Another point, if personal tasers become common then the muggers will simply put a layer of tin foil under their clothes to short-out the taser's darts. The weapon costs about $400, the counter measures cost $1.

And when it goes badly (as it will in many cases, even without tin foil shirts), the mugging will probably turn into a murder.

It's such a poorly thought-out concept that one really needs to question the mental capacity of the people that thought it up.

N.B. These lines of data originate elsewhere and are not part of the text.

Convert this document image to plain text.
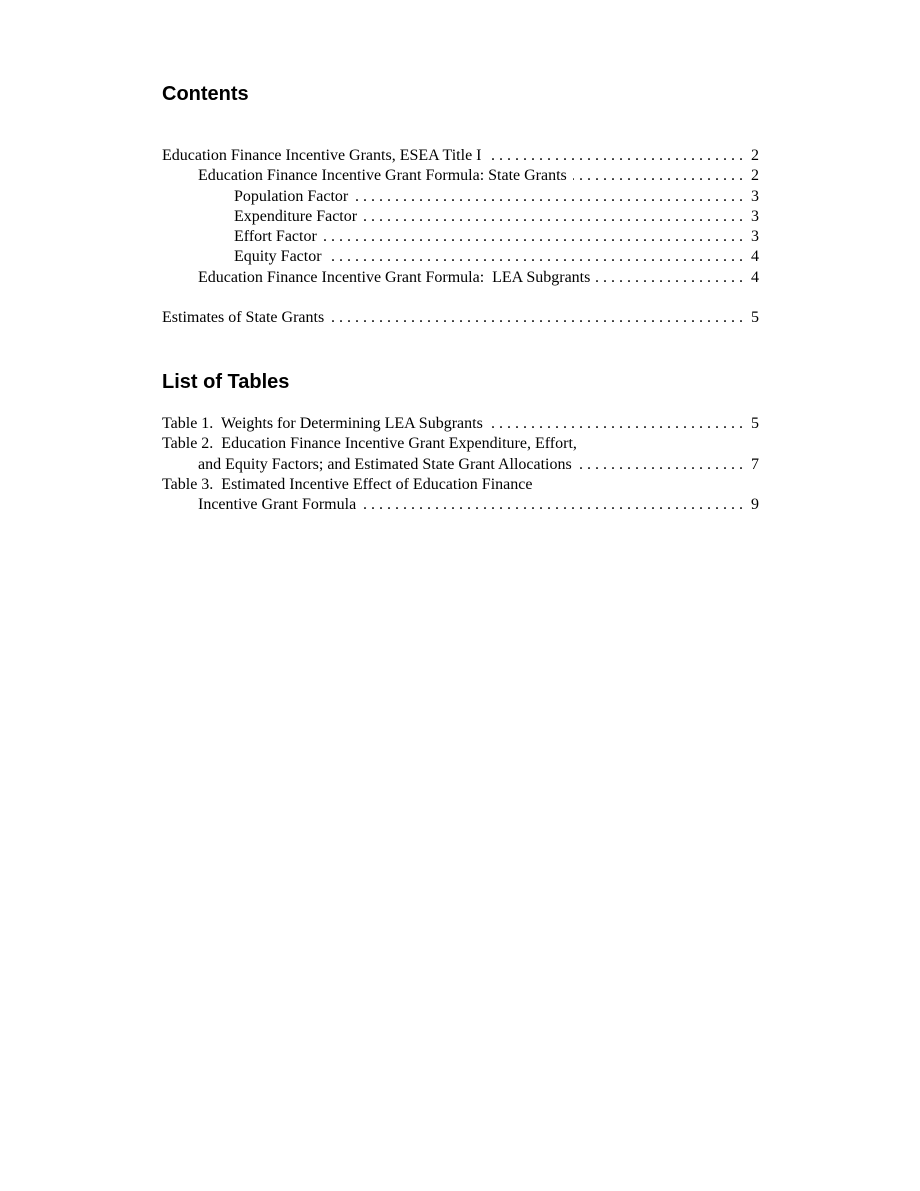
Contents
Education Finance Incentive Grants, ESEA Title I . . .	2
Education Finance Incentive Grant Formula: State Grants . . .	2
Population Factor . . .	3
Expenditure Factor . . .	3
Effort Factor . . .	3
Equity Factor . . .	4
Education Finance Incentive Grant Formula:  LEA Subgrants . . .	4
Estimates of State Grants . . .	5
List of Tables
Table 1.  Weights for Determining LEA Subgrants . . .	5
Table 2.  Education Finance Incentive Grant Expenditure, Effort,
and Equity Factors; and Estimated State Grant Allocations . . .	7
Table 3.  Estimated Incentive Effect of Education Finance
Incentive Grant Formula . . .	9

Excited-Delirium.com said...


Riki Bagnell said...

Putting tasers in front of soccer Moms...yes, and those tasers will be in the hands of thugs and muggers. Very soon, everyone will be at risk of being tasered with these tortuous devices, now that they are readily available to the general public. This company has to be reined in. They are going berserk in their quest for cold, hard cash. I cannot imagine that their top customers, police and security forces are very happy with this latest. I read recently that some parents are asking for smaller tasers so that their children can carry them for protection against child predators. Whatever happened to child supervision, walking them to school, keeping a close watch on them? Soon, we will all be "dancing in the streets", to the music of the taser.....

Anonymous said...

how many people in the USA have guns, and how many children die each year because they find mom or dads gun. pretty simple, it will reduce deaths instead of having guns with 6-16 bullets in them

Excited-Delirium.com said...

So the old guns will just 'disappear' into thin air?

More likely they'll be sold on to other families (likely down-market, probably into situations with even worse storage conditions).

Your suggestion that tasers will displace guns anywhere but down the street (or into the basement) is just wishful thinking.

Perhaps Taser should offer a $100 trade-in program, and actually destroy the old guns (as opposed to wholesaling them back out onto the streets as they might be tempted to do).